Elle aurait pu ressembler à une endive, blonde, mince et pâle. Elle est blonde et mince, mais c’est une flamme. Si vive, qu’elle semble en perpétuel mouvement. Silhouette filante. Pensée qui l’est aussi, filante et bondissante, d’une histoire à l’autre, passant d’une citation (comment les retient-elle?) à la fulgurance et la précision d’un détail, qui n’en est souvent pas un. Elle parle comme elle écrit, entre sensualité et poésie. Jamais gentille ou convenue, toujours au-delà. «Je suis passionnée par les odeurs, je les collectionne. Connaissez-vous le caca de zèbre? Il y a tout dedans. Comme dans l’odeur de la mer.»

Evidemment, elle n’écrit pas droit. Et dans un pays qui aime les tableaux noirs et les maîtres d’école, elle surprend, détonne. Etonne, au mieux, dans les soupers ou les librairies. Pour la rencontrer, la connaître au moins un peu, il faut la lire, l’écouter, comme on nage dans les vagues: suivre le mouvement de fond, mais aussi l’écume. Se perdre parfois entre les deux, se laisser submerger, savoir qu’on reprendra pieds. Ici ou là. Avec le tournis, peut-être, mais après avoir senti la houle et savouré les étincelles.

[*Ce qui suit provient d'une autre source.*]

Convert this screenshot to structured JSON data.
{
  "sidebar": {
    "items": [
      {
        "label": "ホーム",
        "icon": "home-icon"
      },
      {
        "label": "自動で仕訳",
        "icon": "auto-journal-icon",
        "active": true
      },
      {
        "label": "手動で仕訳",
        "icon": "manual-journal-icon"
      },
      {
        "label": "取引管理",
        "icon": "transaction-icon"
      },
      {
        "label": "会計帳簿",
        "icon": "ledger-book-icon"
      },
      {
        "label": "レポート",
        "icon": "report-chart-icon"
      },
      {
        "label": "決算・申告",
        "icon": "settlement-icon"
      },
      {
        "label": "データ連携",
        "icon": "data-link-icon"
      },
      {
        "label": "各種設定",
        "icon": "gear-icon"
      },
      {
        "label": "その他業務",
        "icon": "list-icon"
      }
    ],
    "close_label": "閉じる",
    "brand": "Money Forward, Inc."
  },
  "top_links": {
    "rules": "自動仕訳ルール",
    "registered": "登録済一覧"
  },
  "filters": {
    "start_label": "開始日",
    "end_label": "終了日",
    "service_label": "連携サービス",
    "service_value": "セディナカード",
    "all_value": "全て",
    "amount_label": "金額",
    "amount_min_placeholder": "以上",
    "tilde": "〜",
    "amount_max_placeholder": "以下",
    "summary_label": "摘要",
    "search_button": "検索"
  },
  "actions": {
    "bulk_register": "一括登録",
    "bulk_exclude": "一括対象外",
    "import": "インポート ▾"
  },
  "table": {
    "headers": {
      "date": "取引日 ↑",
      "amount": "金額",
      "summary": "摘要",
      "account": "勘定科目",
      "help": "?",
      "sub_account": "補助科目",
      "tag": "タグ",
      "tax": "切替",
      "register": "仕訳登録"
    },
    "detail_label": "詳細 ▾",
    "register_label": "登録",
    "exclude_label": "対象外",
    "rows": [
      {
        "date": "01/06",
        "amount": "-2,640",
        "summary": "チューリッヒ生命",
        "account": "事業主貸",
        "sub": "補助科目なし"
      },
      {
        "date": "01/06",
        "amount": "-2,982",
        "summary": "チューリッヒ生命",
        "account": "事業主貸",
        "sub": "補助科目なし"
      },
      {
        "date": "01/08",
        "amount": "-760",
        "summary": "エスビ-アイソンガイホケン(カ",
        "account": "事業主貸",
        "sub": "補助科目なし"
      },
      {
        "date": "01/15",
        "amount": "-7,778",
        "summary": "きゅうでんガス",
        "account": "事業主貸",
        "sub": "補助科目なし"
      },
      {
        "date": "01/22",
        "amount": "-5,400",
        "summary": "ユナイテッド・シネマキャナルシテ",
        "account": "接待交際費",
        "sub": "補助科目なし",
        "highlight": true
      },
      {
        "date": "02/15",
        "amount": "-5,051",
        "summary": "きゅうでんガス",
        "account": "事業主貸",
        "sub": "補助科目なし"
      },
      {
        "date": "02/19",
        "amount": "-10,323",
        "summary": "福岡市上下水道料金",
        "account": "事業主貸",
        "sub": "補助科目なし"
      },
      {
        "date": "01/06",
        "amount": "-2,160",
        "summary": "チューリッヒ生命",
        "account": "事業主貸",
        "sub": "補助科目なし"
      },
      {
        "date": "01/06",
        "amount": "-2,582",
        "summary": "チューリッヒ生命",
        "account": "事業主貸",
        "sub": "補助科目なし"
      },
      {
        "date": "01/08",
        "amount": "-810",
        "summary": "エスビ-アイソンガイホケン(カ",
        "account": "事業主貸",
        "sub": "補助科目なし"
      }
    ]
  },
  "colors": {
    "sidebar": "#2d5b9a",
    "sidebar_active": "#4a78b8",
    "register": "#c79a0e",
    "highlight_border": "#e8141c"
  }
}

Monique et Joszef, l’amour au long cours

Il en est ainsi avec Le soutien-gorge noir. Une histoire d’amour au long cours. Celle de Monique et Jozsef, ou Jozsef et Monique, qui se sont écrit pendant 55 ans. Elle était laborantine. N’aimait pas la lumière. Lui faisait partie de ces types de l’Est dérangeant ceux d’ici, «jaloux de ces étrangers, parce qu’ils étaient passés par le feu. Même leurs pas laissaient dans l’air une odeur de fumée». Presque un western, déplacé en pays vaudois, un eastern… Mais elle ne s’arrête pas là, Corinne Desarzens. Elle ne s’arrête jamais à la première impression. Leurs pas laissent donc une odeur de fumée, mais aussi «de parchemin, de cardamome». Les gars d’ici étaient jaloux parce qu’éblouis: «Ces gens des pays de l’Est qui arrivaient chez eux après la guerre avaient de la classe. Des étrangers trop bien élevés. Ils avaient des manières parfaites. Cette politesse désarmante de grands seigneurs qu’ont certains garçons qui circulent dans les wagons-restaurants».

Avec Le Gris du Gabon, puis Un roi, Corinne Desarzens évoquait les exilés d’aujourd’hui, commençant aussi par décrire leur présence, leur prestance. Et le bouleversement d’une femme, d’une vie, face à des requérants d’asile érythréens. Avant la découverte de l’Ethiopie, où elle est partie pour comprendre ou au moins raconter leur monde, cet ailleurs, qu’ils fuient et qui l’interpelle, elle, l’attire. Avant d’écrire Le soutien-gorge noir, Corinne Desarzens est aussi partie, en Hongrie, à la rencontre de Jozsef, l’homme qui s’en est retourné, s’est comme replié, chez lui, pour ne jamais cesser d’écrire. A l’amour qu’il avait laissé ici. Monique lui avait dit non: «C’était un prince et elle ne désirait qu’un mari». Monique c’était sa mère.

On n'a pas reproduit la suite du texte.